More articles by Edouard Oger…


7 comments

  1. Ari Ugwu

    Clean and concise explanation. Thanks for posting this and I will be adding it to our team discussions.

    It’s nice to see the thought space around Rust developing so quickly.

    April 2nd, 2019 at 23:49

  2. Dwayne Bradley

    What was your teams reasoning for choosing v2 instead of the newer v3 for protocol buffers?

    April 3rd, 2019 at 06:25

  3. Dwayne

    One more question…why use the “prost” crate vs the “protobuf” crate?

    April 3rd, 2019 at 06:32

    1. Edouard Oger

      Hi Dwayne, thanks for your questions.

      We use prost instead of protobuf because the API is cleaner and easier to use: “prost” auto-generated structs look like regular Rust structs [0], whereas the “protobufs” ones are closer to what you’d expect in a OOP language [1].

      We chose the v2 of protobufs because this version has better support for optionals (it’s possible to emulate them in v3 but not convenient) and should be supported for a while.

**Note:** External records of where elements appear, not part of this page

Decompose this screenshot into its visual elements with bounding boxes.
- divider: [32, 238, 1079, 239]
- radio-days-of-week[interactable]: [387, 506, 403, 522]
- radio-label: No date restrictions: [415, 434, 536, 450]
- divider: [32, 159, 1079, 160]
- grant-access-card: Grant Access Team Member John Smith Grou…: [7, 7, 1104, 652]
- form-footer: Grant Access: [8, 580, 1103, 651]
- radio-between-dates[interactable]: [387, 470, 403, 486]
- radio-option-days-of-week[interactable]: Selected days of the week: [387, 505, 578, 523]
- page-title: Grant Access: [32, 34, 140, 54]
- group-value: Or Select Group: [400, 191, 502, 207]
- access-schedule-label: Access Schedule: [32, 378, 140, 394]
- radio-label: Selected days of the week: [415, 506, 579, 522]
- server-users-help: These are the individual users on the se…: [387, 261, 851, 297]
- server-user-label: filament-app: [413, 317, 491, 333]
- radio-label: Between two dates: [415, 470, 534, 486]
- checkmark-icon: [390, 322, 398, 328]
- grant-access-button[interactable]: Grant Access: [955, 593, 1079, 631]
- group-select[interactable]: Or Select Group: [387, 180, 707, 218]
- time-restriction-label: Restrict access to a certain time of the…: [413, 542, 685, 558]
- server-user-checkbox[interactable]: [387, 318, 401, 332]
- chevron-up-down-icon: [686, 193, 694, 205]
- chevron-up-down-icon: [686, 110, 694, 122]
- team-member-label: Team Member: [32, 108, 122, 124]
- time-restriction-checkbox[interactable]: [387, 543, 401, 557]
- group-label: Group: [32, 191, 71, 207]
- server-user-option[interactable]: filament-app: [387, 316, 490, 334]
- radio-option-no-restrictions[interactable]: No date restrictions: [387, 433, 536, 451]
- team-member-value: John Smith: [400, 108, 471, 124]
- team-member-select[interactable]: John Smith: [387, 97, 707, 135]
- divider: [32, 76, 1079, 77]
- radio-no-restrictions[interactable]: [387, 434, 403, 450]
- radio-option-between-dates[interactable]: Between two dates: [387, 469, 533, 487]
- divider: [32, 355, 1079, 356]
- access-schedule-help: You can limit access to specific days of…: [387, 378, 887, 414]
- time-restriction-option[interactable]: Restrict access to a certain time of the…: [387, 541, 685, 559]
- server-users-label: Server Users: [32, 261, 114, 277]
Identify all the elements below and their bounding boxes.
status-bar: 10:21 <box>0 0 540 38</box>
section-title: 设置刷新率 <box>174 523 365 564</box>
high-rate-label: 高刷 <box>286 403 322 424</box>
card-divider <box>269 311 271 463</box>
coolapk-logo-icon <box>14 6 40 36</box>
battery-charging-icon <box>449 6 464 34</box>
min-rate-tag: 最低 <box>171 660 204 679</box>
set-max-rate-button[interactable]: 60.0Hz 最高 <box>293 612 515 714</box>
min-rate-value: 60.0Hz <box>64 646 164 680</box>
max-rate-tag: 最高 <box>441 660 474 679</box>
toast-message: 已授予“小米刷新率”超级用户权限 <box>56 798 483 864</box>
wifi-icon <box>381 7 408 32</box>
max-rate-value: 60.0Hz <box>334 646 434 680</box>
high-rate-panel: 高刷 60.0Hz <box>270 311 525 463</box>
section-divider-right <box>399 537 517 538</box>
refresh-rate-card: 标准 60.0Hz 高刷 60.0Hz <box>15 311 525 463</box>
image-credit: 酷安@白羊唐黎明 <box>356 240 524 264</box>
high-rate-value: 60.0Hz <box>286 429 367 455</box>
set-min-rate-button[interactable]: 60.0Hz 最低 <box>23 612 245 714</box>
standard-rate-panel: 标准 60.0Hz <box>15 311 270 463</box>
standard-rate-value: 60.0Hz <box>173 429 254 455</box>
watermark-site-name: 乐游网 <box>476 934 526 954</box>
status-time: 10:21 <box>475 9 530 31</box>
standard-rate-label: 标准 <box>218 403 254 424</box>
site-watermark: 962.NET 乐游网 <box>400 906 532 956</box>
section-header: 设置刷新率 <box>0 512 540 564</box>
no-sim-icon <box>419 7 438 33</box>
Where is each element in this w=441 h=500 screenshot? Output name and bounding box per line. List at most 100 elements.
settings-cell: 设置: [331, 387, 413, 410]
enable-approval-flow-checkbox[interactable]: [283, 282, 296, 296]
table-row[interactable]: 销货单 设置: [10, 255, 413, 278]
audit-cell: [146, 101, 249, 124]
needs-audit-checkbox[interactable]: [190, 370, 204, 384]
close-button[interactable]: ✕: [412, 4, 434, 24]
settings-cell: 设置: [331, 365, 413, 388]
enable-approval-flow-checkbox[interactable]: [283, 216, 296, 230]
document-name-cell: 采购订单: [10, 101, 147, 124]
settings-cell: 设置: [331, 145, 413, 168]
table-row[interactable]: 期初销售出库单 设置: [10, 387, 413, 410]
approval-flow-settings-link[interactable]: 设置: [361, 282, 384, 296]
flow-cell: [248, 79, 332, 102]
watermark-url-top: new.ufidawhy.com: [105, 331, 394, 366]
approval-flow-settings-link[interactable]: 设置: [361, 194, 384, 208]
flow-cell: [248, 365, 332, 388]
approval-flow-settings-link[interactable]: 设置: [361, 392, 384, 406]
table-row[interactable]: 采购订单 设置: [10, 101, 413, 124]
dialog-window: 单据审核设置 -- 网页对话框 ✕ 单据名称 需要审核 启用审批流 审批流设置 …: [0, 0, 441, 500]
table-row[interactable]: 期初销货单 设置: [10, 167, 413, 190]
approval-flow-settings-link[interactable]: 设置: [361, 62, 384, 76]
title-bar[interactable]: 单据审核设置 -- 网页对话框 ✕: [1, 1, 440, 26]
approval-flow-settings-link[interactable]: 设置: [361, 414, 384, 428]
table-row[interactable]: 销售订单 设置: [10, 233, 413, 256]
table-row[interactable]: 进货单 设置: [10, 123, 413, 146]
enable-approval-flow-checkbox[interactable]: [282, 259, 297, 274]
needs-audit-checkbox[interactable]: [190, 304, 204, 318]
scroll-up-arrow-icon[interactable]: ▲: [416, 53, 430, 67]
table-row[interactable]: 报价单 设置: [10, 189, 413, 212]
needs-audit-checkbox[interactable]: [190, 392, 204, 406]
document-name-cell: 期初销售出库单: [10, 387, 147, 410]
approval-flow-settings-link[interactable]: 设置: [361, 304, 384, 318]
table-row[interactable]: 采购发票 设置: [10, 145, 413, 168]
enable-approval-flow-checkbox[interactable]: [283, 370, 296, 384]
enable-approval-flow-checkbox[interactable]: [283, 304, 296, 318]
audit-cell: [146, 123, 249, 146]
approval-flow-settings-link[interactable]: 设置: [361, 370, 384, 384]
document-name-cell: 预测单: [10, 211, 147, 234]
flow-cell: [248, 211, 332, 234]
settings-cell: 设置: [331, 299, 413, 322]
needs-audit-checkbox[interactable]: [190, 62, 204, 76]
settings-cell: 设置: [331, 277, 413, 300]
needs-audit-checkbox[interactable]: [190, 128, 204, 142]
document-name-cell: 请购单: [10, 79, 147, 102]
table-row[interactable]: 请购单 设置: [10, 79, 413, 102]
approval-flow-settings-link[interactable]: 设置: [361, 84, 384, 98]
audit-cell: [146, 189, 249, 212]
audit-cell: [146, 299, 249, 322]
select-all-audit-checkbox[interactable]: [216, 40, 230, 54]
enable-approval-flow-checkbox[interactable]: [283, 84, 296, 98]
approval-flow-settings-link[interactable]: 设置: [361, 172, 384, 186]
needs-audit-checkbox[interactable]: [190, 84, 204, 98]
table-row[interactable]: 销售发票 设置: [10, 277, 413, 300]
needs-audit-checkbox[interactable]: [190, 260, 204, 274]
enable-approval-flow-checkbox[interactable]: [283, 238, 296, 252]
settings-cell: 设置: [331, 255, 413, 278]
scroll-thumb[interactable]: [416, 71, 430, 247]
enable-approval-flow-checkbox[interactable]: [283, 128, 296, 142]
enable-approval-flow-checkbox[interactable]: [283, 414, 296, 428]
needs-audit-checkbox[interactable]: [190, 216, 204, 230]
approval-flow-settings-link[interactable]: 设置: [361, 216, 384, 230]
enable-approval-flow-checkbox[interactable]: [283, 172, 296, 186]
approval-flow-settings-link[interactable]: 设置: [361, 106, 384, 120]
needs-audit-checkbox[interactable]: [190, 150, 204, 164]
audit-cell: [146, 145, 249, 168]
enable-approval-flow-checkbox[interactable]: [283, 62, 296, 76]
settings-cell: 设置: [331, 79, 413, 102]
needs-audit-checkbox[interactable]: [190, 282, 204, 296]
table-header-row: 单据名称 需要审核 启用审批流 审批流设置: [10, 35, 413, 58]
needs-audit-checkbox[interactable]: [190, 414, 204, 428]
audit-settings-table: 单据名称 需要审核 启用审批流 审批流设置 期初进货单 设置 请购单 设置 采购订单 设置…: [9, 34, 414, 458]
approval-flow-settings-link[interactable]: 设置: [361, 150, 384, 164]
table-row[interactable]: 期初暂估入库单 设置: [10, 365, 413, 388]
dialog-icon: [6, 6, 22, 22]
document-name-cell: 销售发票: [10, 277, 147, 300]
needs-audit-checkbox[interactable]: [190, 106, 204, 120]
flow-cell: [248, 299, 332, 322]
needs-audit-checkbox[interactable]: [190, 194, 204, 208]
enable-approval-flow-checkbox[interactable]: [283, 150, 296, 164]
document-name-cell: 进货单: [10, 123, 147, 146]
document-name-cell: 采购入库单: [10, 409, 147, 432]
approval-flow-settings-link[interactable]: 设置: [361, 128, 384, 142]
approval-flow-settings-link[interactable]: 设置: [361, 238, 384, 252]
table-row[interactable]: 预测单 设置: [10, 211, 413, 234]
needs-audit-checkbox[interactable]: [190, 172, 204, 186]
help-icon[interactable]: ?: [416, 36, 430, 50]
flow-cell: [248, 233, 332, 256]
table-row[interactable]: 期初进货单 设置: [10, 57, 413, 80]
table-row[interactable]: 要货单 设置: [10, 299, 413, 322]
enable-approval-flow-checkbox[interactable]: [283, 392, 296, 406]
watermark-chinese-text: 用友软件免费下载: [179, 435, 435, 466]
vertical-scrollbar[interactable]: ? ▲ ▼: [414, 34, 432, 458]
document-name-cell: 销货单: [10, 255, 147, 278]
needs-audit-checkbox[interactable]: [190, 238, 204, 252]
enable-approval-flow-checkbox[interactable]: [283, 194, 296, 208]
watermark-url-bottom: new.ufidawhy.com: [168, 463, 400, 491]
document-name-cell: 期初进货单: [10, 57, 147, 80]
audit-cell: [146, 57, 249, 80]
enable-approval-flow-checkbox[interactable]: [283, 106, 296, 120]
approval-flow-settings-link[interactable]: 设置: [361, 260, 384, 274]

      [0] https://github.com/danburkert/prost/tree/26adada0bdd16f45e327bdca21c60c9e49c935b9#generated-code-example

      [1] https://github.com/stepancheg/rust-protobuf/blob/a1333bf024b39a4f1898a873a0074cde9a5f3d00/protobuf/src/descriptor.rs#L151-L170

      April 3rd, 2019 at 08:20

  4. Neville

    I did this 2 weeks ago, rewriting a CPU intensive function in Rust. The Rust function was much faster, but FFI overhead reduced the benefit.

    What FFI overhead have you noticed?
    I’ll try out the ffi-support crate, as I didn’t know about it until now.

    April 3rd, 2019 at 11:59

  5. dave

    Could this be a usecase for Apache Arrow?

    April 7th, 2019 at 02:23

    1. Dirk

      Apache Arrow is quite different, in that it is designed for sharing large amounts of columnar in-memory data between data-intensive applications. It actually tries to eliminate serialization/deserialization as much as possible by having each application use the same memory format.

      April 10th, 2019 at 05:38

Comments are closed for this article.